Los cruceros han situado a la Isla de Corfú en el mapa internacional. Las escalas de casi todos los cruceros que recorren las islas griegas suelen incluir una visita a la isla, sí o sí. De hecho, hay épocas del año en que la mayoría de los visitantes de Corfú lo hacen, tal y como comentábamos, a través de su puerto, como parada y excursión de un día del recorrido de su crucero.
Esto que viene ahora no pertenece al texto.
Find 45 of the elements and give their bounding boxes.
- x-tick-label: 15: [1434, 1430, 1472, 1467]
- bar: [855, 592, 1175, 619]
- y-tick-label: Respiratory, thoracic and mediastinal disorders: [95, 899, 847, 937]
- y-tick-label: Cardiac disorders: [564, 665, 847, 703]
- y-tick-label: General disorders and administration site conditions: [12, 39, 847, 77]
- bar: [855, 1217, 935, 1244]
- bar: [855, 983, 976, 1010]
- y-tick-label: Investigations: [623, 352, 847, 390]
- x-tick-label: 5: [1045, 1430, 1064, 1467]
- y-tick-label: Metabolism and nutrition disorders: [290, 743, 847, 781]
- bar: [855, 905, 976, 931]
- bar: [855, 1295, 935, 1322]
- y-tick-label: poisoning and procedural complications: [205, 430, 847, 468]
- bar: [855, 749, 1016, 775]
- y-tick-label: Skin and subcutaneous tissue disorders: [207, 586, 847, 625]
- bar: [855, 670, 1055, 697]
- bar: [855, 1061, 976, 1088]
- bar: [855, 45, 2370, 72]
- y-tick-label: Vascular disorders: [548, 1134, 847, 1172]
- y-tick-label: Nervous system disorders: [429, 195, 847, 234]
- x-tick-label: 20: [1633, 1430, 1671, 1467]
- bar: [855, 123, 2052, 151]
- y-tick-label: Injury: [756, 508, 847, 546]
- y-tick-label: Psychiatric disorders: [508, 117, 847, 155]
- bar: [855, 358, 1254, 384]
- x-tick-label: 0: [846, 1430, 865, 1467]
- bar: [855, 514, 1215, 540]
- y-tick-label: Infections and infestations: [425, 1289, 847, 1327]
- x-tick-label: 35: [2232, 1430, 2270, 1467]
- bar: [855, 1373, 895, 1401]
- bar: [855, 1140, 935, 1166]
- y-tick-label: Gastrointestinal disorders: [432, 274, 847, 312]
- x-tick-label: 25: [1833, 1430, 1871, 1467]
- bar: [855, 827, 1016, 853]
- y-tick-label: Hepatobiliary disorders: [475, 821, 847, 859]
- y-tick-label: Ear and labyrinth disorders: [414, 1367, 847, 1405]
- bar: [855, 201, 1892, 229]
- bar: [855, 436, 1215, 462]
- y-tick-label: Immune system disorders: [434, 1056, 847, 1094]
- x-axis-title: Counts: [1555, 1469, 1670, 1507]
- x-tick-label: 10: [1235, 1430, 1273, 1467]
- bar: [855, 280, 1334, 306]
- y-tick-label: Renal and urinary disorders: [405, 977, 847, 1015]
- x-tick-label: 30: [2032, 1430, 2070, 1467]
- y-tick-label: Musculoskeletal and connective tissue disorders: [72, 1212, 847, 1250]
Y muchos repiten visita a Corfú posteriormente, tras esa primera toma de contacto que les permite el crucero.
Corfú recibe a sus visitantes con una estampa inigualable, una postal que comparten su Fortaleza, el mar y el entorno natural que la envuelve, destacando el paisaje de olivos que cubre gran parte de la isla, resultado de los altos índices de lluvia que registra, los más elevados de toda Grecia.
Su extensión se reparte entre naturaleza, patrimonio e historia. Destacando especialmente dos espacios: la ciudad vieja de Corfú, declarada Patrimonio de la Humanidad por la Unesco en 2007 y sus playas de agua cristalina, principal reclamo a nivel internacional.
Relax, desconexión, naturaleza, sabor mediterráneo, modernidad
y tradición, son algunos de los calificativos que transmite Corfú en su totalidad. La isla cuenta con un rincón asociado a cada uno de ellos, con un motivo de visita para conocer una cara distinta de esta isla griega.
Las zonas más concurridas son las ciudades de Gouvia, Komeno y Gastouri, gracias al famoso Palacio Achilleion de Sisí Emperatríz, y, sin duda, su capital, Corfú.
Un paseo por alguno de estos lugares más visitados permite identificar a primera vista dos colores que no son el azul y blanco clásicos de las islas griegas, y que raramente se puede encontrar en la arquitectura tradicional de las islas jónicas, pero que identifican dos souvenirs que casi todos los visitantes llevan consigo el amarillo y el naranja. El primero relacionado con las esponjas naturales, provenientes del Mar Jónico; y el segundo con Kumquat, un licor de mandarina muy típico de la isla.